YouTube Creator Partnerships Replaces BrandConnect With Gemini-Powered Matching
YouTube is killing the BrandConnect brand and launching Creator Partnerships, a Gemini-powered platform that matches advertisers with 3 million+ creators across 7 markets. Here's what changes for brands, creators, and the $250 billion creator economy.
Jan Schmitz
|
|
9 min read
On this page
TL;DR: YouTube retired the BrandConnect name and replaced it with Creator Partnerships, a Gemini-powered platform matching brands with over 3 million creators across seven markets. It’s baked directly into Google Ads and Display & Video 360, bringing AI-driven creator discovery, bulk outreach, and unified measurement under one roof. Creators who share channel insights get 60% more visibility in brand searches. The move turns YouTube into a full-stack influencer marketing platform and puts third-party matchmaking tools on notice.
YouTube Creator Partnerships Replaces BrandConnect With Gemini-Powered Matching
The name BrandConnect is dead. Long live Creator Partnerships.
YouTube dropped the rebrand on Monday at its 2026 NewFronts presentation, and calling it a “rebrand” undersells what actually happened. The company didn’t slap a new label on its creator marketing hub. It rebuilt the machinery underneath. Gemini, Google’s large language model, now powers creator discovery. Measurement tools that used to live in separate dashboards got consolidated into a single workflow. And the whole thing sits inside Google Ads and Display & Video 360, which means media buyers no longer need to toggle between platforms to find a creator, negotiate a deal, and track whether the campaign worked.
The timing tells you something about where YouTube thinks the ad money is heading.
From FameBit to BrandConnect to Creator Partnerships: A decade of pivots
To understand what YouTube just shipped, you need to know what it replaced, and what came before that.
In 2016, Google acquired FameBit, a self-service marketplace where brands could browse creator profiles, pitch collaborations, and manage campaigns. FameBit was scrappy. It worked. But it operated as a sidecar to YouTube’s main advertising business, disconnected from the ad-buying tools that media agencies actually used day-to-day.
By June 2020, Google rebranded FameBit as YouTube BrandConnect and killed the self-service model. The new version was more curated, more controlled, and (critics argued) more restrictive. Eligibility requirements tightened. Creators needed to be in the YouTube Partner Program with a minimum subscriber count. The platform moved from open marketplace to walled garden.
Then came the 2023 layoffs at Google, which hit the BrandConnect team directly. YouTube responded by reintroducing a self-service pilot program and, in May 2025, launched what it called the Creator Partnerships Hub inside Google Ads. That hub added centralized creator discovery and campaign management, but still carried the BrandConnect name and its accumulated baggage.

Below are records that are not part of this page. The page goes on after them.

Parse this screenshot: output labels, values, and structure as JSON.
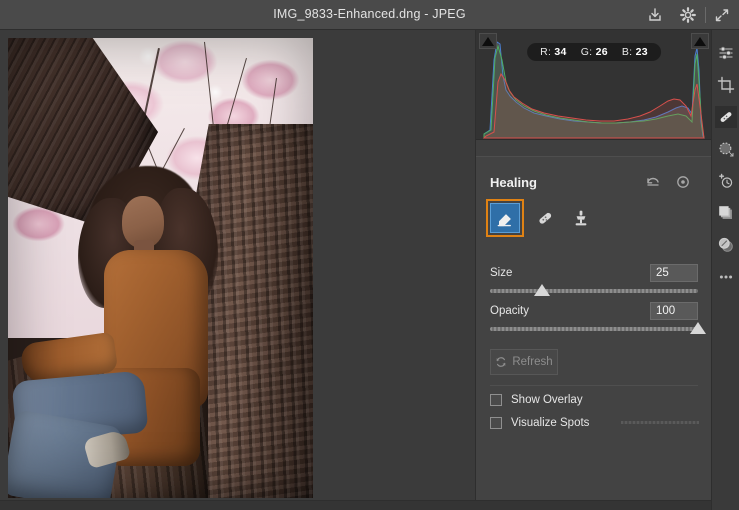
{
  "titlebar": {
    "filename": "IMG_9833-Enhanced.dng  -  JPEG",
    "export_icon": "export-download-icon",
    "gear_icon": "gear-icon",
    "expand_icon": "expand-fullscreen-icon"
  },
  "histogram": {
    "readout": {
      "r_label": "R:",
      "r_value": "34",
      "g_label": "G:",
      "g_value": "26",
      "b_label": "B:",
      "b_value": "23"
    },
    "clip_left_icon": "shadow-clipping-triangle-icon",
    "clip_right_icon": "highlight-clipping-triangle-icon",
    "colors": {
      "red": "#d8504c",
      "green": "#4fae62",
      "blue": "#4a7fd0",
      "luma": "#8d8d8d"
    }
  },
  "panel": {
    "title": "Healing",
    "undo_icon": "undo-reset-icon",
    "visibility_icon": "eye-visibility-icon",
    "tools": [
      {
        "name": "eraser-tool",
        "icon": "eraser-icon",
        "selected": true,
        "highlighted": true
      },
      {
        "name": "patch-tool",
        "icon": "bandage-patch-icon",
        "selected": false,
        "highlighted": false
      },
      {
        "name": "clone-stamp-tool",
        "icon": "clone-stamp-icon",
        "selected": false,
        "highlighted": false
      }
    ],
    "sliders": [
      {
        "label": "Size",
        "value": "25",
        "percent": 25
      },
      {
        "label": "Opacity",
        "value": "100",
        "percent": 100
      }
    ],
    "refresh": {
      "label": "Refresh",
      "icon": "refresh-circular-arrows-icon",
      "enabled": false
    },
    "checkboxes": [
      {
        "label": "Show Overlay",
        "checked": false
      },
      {
        "label": "Visualize Spots",
        "checked": false
      }
    ],
    "accent_selected": "#2f6fa8",
    "accent_highlight": "#e08214"
  },
  "rail": {
    "items": [
      {
        "name": "adjustments-sliders-icon",
        "active": false
      },
      {
        "name": "crop-icon",
        "active": false
      },
      {
        "name": "healing-brush-icon",
        "active": true
      },
      {
        "name": "radial-selection-icon",
        "active": false
      },
      {
        "name": "red-eye-icon",
        "active": false
      },
      {
        "name": "layers-icon",
        "active": false
      },
      {
        "name": "lens-filter-icon",
        "active": false
      },
      {
        "name": "more-options-icon",
        "active": false
      }
    ]
  },
  "canvas": {
    "photo_alt": "Woman in tan suede jacket and jeans sitting in a blossoming cherry tree"
  }
}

Monday’s announcement closes the loop. BrandConnect is gone as a brand. Creator Partnerships is the new name, and the platform behind it is different from what YouTube has shipped before.
What Gemini actually does inside Creator Partnerships
The headline feature is AI-powered creator matching, and it goes deeper than sticking a chatbot on top of a search filter.
Gemini ingests billions of data points across YouTube’s creator base: Audience demographics, watch time patterns, subscriber growth curves, content categorization, and something YouTube calls “organic brand affinity,” a signal tracking how naturally a creator mentions specific brands in their existing content. When an advertiser enters a campaign brief, Gemini doesn’t return a list of creators who match keyword tags. It evaluates fit along multiple dimensions at once.
Melissa Hsieh Nikolic, Director of Product Management for YouTube Ads, put it this way: “Find me U.S. tech creators reviewing sports gear with high Gen Z retention — and our AI will surface creators who match.”
That natural language query capability is what matters for media buyers. The old workflow meant manual keyword searches, spreadsheet filtering, and often a dedicated agency team just to build a shortlist of 20 or 30 creators for a single campaign. With Gemini handling discovery, YouTube’s pitch is that an in-house marketing team can do in minutes what used to eat up an agency’s week.
That pitch hasn’t been tested at scale yet. But the structural advantage YouTube has is hard to argue with: It owns the data. Every view, every subscriber, every comment, every watch-through rate. First-party information that no third-party influencer platform can replicate. Gemini is just the engine. The fuel is YouTube’s dataset.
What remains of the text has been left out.